Le maschere della Commedia dell’Arte

«Per favore, prima di entrare levatevi la maschera! Se siete belli, vi facciamo diventare brutti, se siete brutti, vi facciamo diventare belli.»

Con questo spirito è nato il nostro laboratorio, agli inizi degli anni ’80: dalle maschere della Commedia dell’Arte, la tradizione teatrale italiana che ha inventato il concetto stesso di maschera come carattere.

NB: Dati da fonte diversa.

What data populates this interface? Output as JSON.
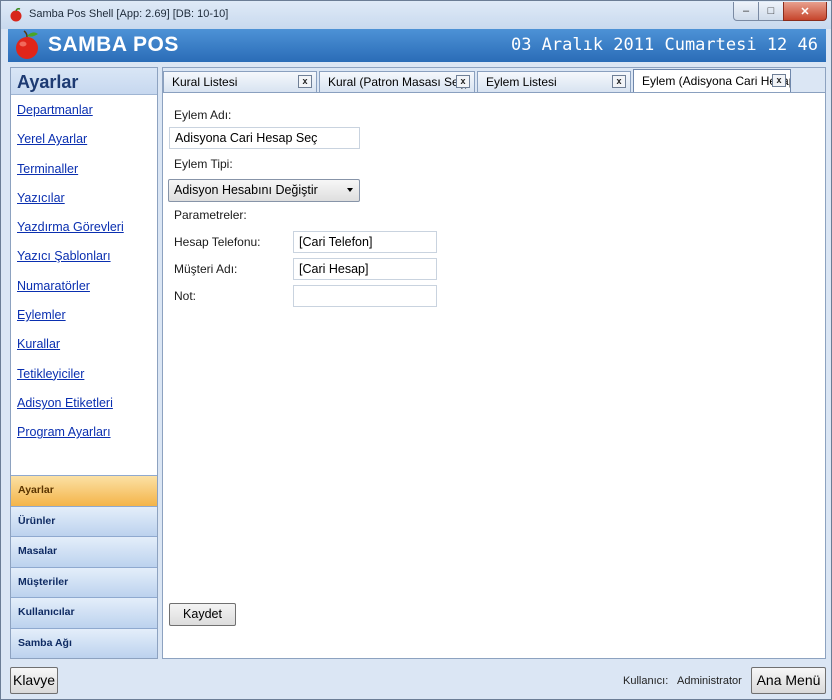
{
  "window": {
    "title": "Samba Pos Shell [App: 2.69] [DB: 10-10]",
    "controls": {
      "minimize": "–",
      "maximize": "□",
      "close": "✕"
    }
  },
  "banner": {
    "brand": "SAMBA POS",
    "datetime": "03 Aralık 2011 Cumartesi 12 46",
    "logo_icon": "apple-icon"
  },
  "sidebar": {
    "title": "Ayarlar",
    "links": [
      "Departmanlar",
      "Yerel Ayarlar",
      "Terminaller",
      "Yazıcılar",
      "Yazdırma Görevleri",
      "Yazıcı Şablonları",
      "Numaratörler",
      "Eylemler",
      "Kurallar",
      "Tetikleyiciler",
      "Adisyon Etiketleri",
      "Program Ayarları"
    ],
    "nav": [
      {
        "label": "Ayarlar",
        "active": true
      },
      {
        "label": "Ürünler",
        "active": false
      },
      {
        "label": "Masalar",
        "active": false
      },
      {
        "label": "Müşteriler",
        "active": false
      },
      {
        "label": "Kullanıcılar",
        "active": false
      },
      {
        "label": "Samba Ağı",
        "active": false
      }
    ]
  },
  "tabs": [
    {
      "label": "Kural Listesi",
      "close": "x",
      "active": false
    },
    {
      "label": "Kural (Patron Masası Seç)",
      "close": "x",
      "active": false
    },
    {
      "label": "Eylem Listesi",
      "close": "x",
      "active": false
    },
    {
      "label": "Eylem (Adisyona Cari Hesap Seç)",
      "close": "x",
      "active": true
    }
  ],
  "form": {
    "action_name_label": "Eylem Adı:",
    "action_name_value": "Adisyona Cari Hesap Seç",
    "action_type_label": "Eylem Tipi:",
    "action_type_value": "Adisyon Hesabını Değiştir",
    "parameters_label": "Parametreler:",
    "params": [
      {
        "label": "Hesap Telefonu:",
        "value": "[Cari Telefon]"
      },
      {
        "label": "Müşteri Adı:",
        "value": "[Cari Hesap]"
      },
      {
        "label": "Not:",
        "value": ""
      }
    ],
    "save_label": "Kaydet"
  },
  "statusbar": {
    "keyboard_label": "Klavye",
    "user_label": "Kullanıcı:",
    "user_value": "Administrator",
    "main_menu_label": "Ana Menü"
  },
  "colors": {
    "banner": "#2f74bf",
    "active_nav": "#f4b449",
    "link": "#0a2fb0"
  }
}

Ogni maschera è un carattere

Arlecchino, Brighella, Pantalone, Pulcinella di Napoli e Pulcinella di Venezia, il Medico della Peste, Cyrano: ognuna delle nostre maschere classiche è modellata a mano in cartapesta e dipinta secondo la tradizione. Sono maschere indossabili, nate per il carnevale e per il teatro, ma anche bellissime appese alla parete come piccole sculture di carattere.

La maschera è un oggetto curioso: nasconde il volto e insieme rivela la persona. È il gioco che la Commedia dell’Arte ha portato in scena per secoli, e che noi portiamo nelle case di chi ama l’Italia e le sue storie.

La fantasia cambia faccia

Come la fantasia viaggia molto, di continuo, instabile e mutevole come la vita, anche le maschere devono — di volta in volta — mutare faccia. E così, accanto alle maschere classiche, sono nate le maschere animali, i visetti femminili, e le maschere che non sono più solo maschere ma sculture.

E se qualcuno ha cercato o cerca di copiare le nostre facce? Noi non ci sentiamo responsabili delle «facce toste» degli altri.